In June of 2017, wanting to garner further support, May called a snap election to gather more MPs. Instead, she lost a substantial number of Conservative members in Parliament, realizing that public opinion was turning against her. Her problems only compounded when London, the financial and commercial center of Europe, suddenly found the corporate entities that made it so leave for Paris, Berlin and Dublin. Panicking, Conservative leaders turned their anger on May, claiming that her ineffective leadership had allowed Europe to walk all over her. The truth was that Europe dictated all the terms to May because, outside of the financial capital London possessed, and began to lose, Britain no longer provides any substantial economic attraction for Europe.
This takes us to November 2018, when Theresa May announced her negotiated deal to the public. Her deal guaranteed a soft border with Ireland, workers’ and immigration rights for EU workers in the U.K., a close relation to the European customs union and a massive buyout to leave Europe. She presented her deal before Parliament on January 15, and, with a historic defeat of 432-202, the result was catastrophic.

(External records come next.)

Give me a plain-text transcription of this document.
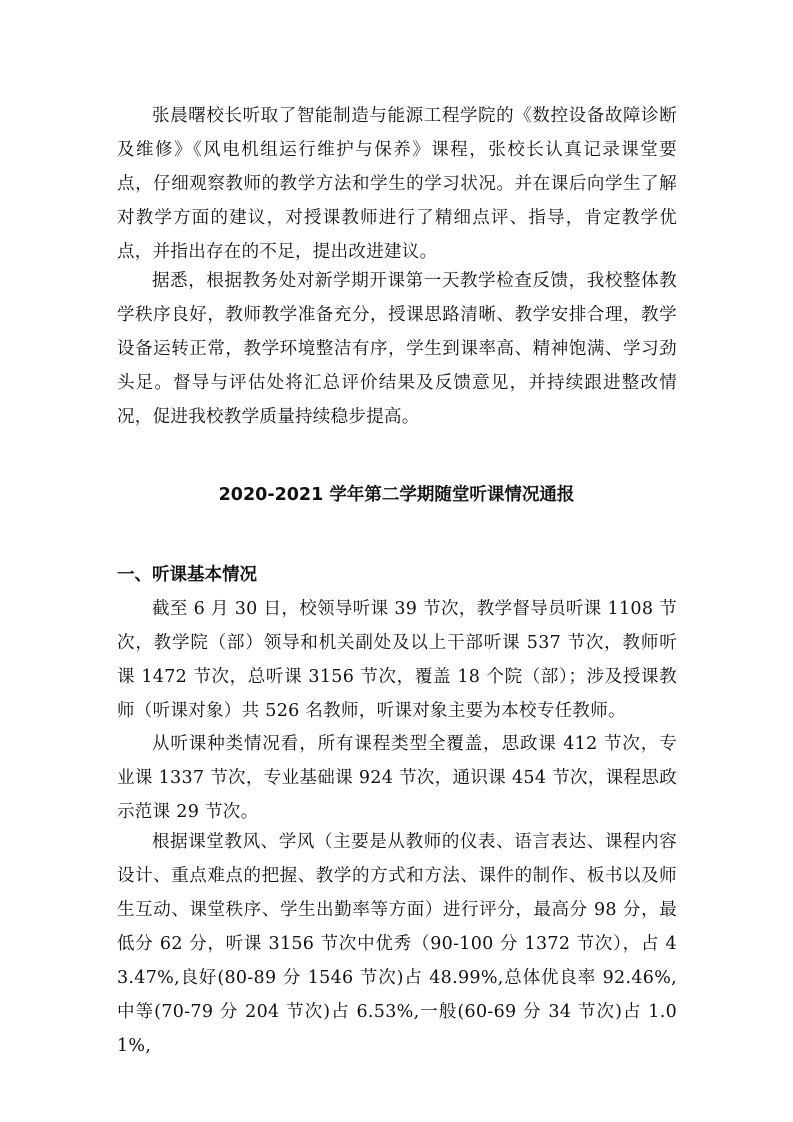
张晨曙校长听取了智能制造与能源工程学院的《数控设备故障诊断及维修》《风电机组运行维护与保养》课程，张校长认真记录课堂要点，仔细观察教师的教学方法和学生的学习状况。并在课后向学生了解对教学方面的建议，对授课教师进行了精细点评、指导，肯定教学优点，并指出存在的不足，提出改进建议。

据悉，根据教务处对新学期开课第一天教学检查反馈，我校整体教学秩序良好，教师教学准备充分，授课思路清晰、教学安排合理，教学设备运转正常，教学环境整洁有序，学生到课率高、精神饱满、学习劲头足。督导与评估处将汇总评价结果及反馈意见，并持续跟进整改情况，促进我校教学质量持续稳步提高。

2020-2021 学年第二学期随堂听课情况通报
一、听课基本情况

截至 6 月 30 日，校领导听课 39 节次，教学督导员听课 1108 节次，教学院（部）领导和机关副处及以上干部听课 537 节次，教师听课 1472 节次，总听课 3156 节次，覆盖 18 个院（部）；涉及授课教师（听课对象）共 526 名教师，听课对象主要为本校专任教师。

从听课种类情况看，所有课程类型全覆盖，思政课 412 节次，专业课 1337 节次，专业基础课 924 节次，通识课 454 节次，课程思政示范课 29 节次。

根据课堂教风、学风（主要是从教师的仪表、语言表达、课程内容设计、重点难点的把握、教学的方式和方法、课件的制作、板书以及师生互动、课堂秩序、学生出勤率等方面）进行评分，最高分 98 分，最低分 62 分，听课 3156 节次中优秀（90-100 分 1372 节次），占 43.47%,良好(80-89 分 1546 节次)占 48.99%,总体优良率 92.46%,中等(70-79 分 204 节次)占 6.53%,一般(60-69 分 34 节次)占 1.01%,
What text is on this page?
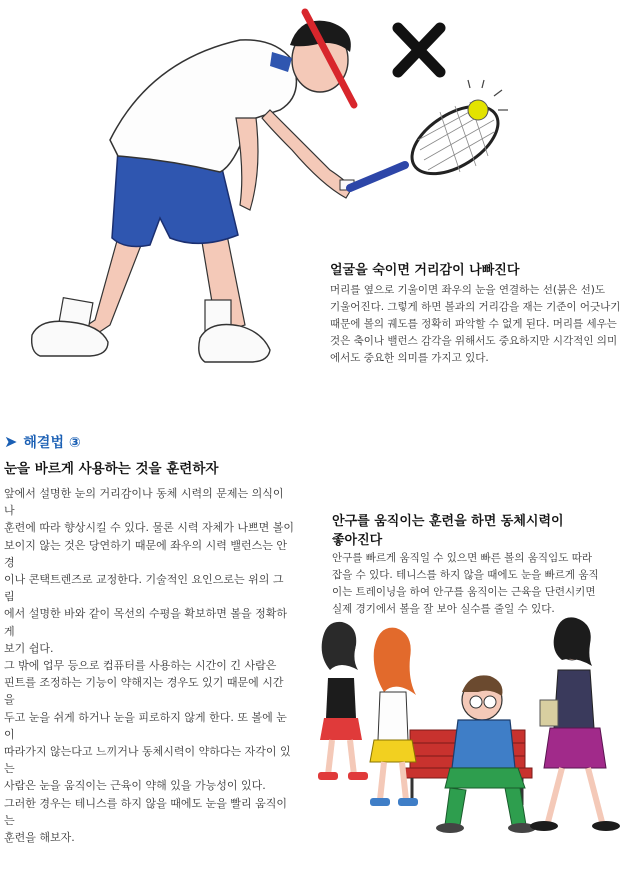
얼굴을 숙이면 거리감이 나빠진다
머리를 옆으로 기울이면 좌우의 눈을 연결하는 선(붉은 선)도
기울어진다. 그렇게 하면 볼과의 거리감을 재는 기준이 어긋나기
때문에 볼의 궤도를 정확히 파악할 수 없게 된다. 머리를 세우는
것은 축이나 밸런스 감각을 위해서도 중요하지만 시각적인 의미
에서도 중요한 의미를 가지고 있다.
➤ 해결법 ③
눈을 바르게 사용하는 것을 훈련하자
앞에서 설명한 눈의 거리감이나 동체 시력의 문제는 의식이나
훈련에 따라 향상시킬 수 있다. 물론 시력 자체가 나쁘면 볼이
보이지 않는 것은 당연하기 때문에 좌우의 시력 밸런스는 안경
이나 콘택트렌즈로 교정한다. 기술적인 요인으로는 위의 그림
에서 설명한 바와 같이 목선의 수평을 확보하면 볼을 정확하게
보기 쉽다.
그 밖에 업무 등으로 컴퓨터를 사용하는 시간이 긴 사람은
핀트를 조정하는 기능이 약해지는 경우도 있기 때문에 시간을
두고 눈을 쉬게 하거나 눈을 피로하지 않게 한다. 또 볼에 눈이
따라가지 않는다고 느끼거나 동체시력이 약하다는 자각이 있는
사람은 눈을 움직이는 근육이 약해 있을 가능성이 있다.
그러한 경우는 테니스를 하지 않을 때에도 눈을 빨리 움직이는
훈련을 해보자.
안구를 움직이는 훈련을 하면 동체시력이
좋아진다
안구를 빠르게 움직일 수 있으면 빠른 볼의 움직임도 따라
잡을 수 있다. 테니스를 하지 않을 때에도 눈을 빠르게 움직
이는 트레이닝을 하여 안구를 움직이는 근육을 단련시키면
실제 경기에서 볼을 잘 보아 실수를 줄일 수 있다.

Conservatives, angry at the idea of further Muslim immigration and having a close relationship with Europe, vehemently attacked May’s deal, Labour Party leader Jeremy Corbyn tabled a vote of no-confidence (although still refused to back a second Brexit referendum), Scotland began to move toward another independence referendum, Ireland prepared for the return of the Troubles and the military began stockpiling food and medicine for the crash out of the EU Although May survived the no-confidence vote to retain her seat as prime minister, the public outcry became clear. May returned to Brussels, and Europe informed her that the deal would not change. She needed to convince her own party to back it.

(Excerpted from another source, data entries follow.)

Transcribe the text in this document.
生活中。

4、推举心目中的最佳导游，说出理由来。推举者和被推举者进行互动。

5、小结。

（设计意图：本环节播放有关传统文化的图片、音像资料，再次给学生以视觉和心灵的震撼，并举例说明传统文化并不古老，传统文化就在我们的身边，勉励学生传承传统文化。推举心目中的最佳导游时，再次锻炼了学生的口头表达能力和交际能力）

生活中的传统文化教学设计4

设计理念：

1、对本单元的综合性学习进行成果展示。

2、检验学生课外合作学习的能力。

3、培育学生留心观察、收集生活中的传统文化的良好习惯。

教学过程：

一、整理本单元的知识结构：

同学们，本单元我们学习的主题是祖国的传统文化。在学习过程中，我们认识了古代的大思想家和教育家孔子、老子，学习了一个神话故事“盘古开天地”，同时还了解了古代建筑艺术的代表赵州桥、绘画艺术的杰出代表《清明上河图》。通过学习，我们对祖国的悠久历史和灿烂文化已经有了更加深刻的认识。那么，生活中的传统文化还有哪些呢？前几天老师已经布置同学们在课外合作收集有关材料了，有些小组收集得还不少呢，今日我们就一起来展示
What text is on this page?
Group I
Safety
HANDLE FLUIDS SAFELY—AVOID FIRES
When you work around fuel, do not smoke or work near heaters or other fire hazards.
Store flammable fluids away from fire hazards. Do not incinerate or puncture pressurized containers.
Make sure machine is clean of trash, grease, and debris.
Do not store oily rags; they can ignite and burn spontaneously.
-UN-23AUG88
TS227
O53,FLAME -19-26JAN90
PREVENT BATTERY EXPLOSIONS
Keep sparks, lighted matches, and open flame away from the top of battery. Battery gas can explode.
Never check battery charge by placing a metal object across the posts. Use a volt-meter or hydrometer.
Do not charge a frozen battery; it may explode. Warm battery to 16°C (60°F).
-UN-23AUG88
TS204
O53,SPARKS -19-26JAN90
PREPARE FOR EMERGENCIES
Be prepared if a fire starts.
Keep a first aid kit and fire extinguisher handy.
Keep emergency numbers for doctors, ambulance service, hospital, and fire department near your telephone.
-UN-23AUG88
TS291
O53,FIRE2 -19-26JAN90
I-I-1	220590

She tried proposing the deal a second time, and that too failed by a significant margin in February. Jeremy Corbyn finally began backing another public referendum to determine whether Brexit was the way to move forward, and polls shifted drastically in favor of remaining in the EU. May ignored the public, arguing that a second vote would undermine democracy, while simultaneously proposing her deal for a third time. May managed to extend her deadline from March 29 of this year to April 12, but on Friday, her deal once again failed, even with a desperate promise that she would resign.

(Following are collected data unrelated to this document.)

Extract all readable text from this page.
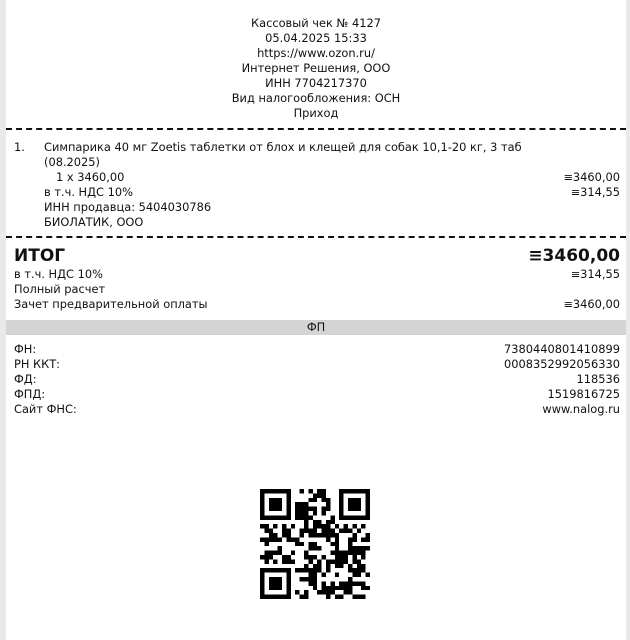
Кассовый чек № 4127
05.04.2025 15:33
https://www.ozon.ru/
Интернет Решения, ООО
ИНН 7704217370
Вид налогообложения: ОСН
Приход
1. Симпарика 40 мг Zoetis таблетки от блох и клещей для собак 10,1-20 кг, 3 таб
(08.2025)
1 x 3460,00	≡3460,00
в т.ч. НДС 10%	≡314,55
ИНН продавца: 5404030786
БИОЛАТИК, ООО
ИТОГ	≡3460,00
в т.ч. НДС 10%	≡314,55
Полный расчет
Зачет предварительной оплаты	≡3460,00
ФП
ФН:	7380440801410899
РН ККТ:	0008352992056330
ФД:	118536
ФПД:	1519816725
Сайт ФНС:	www.nalog.ru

Currently, Theresa May is attempting to get a nine-month extension, but without all other 27 EU member states agreeing to it, it is more than likely that Britain will not be granted that luxury. Calls for another referendum are becoming overwhelming and the chaos is beginning to ensue across the Atlantic. The economic consequences are already being felt with the British stock market tanking. The ball, as it has been for the last three years, is back in Europe’s court, and the European Union is not looking particularly amenable to a power that claims it no longer needs the Continent.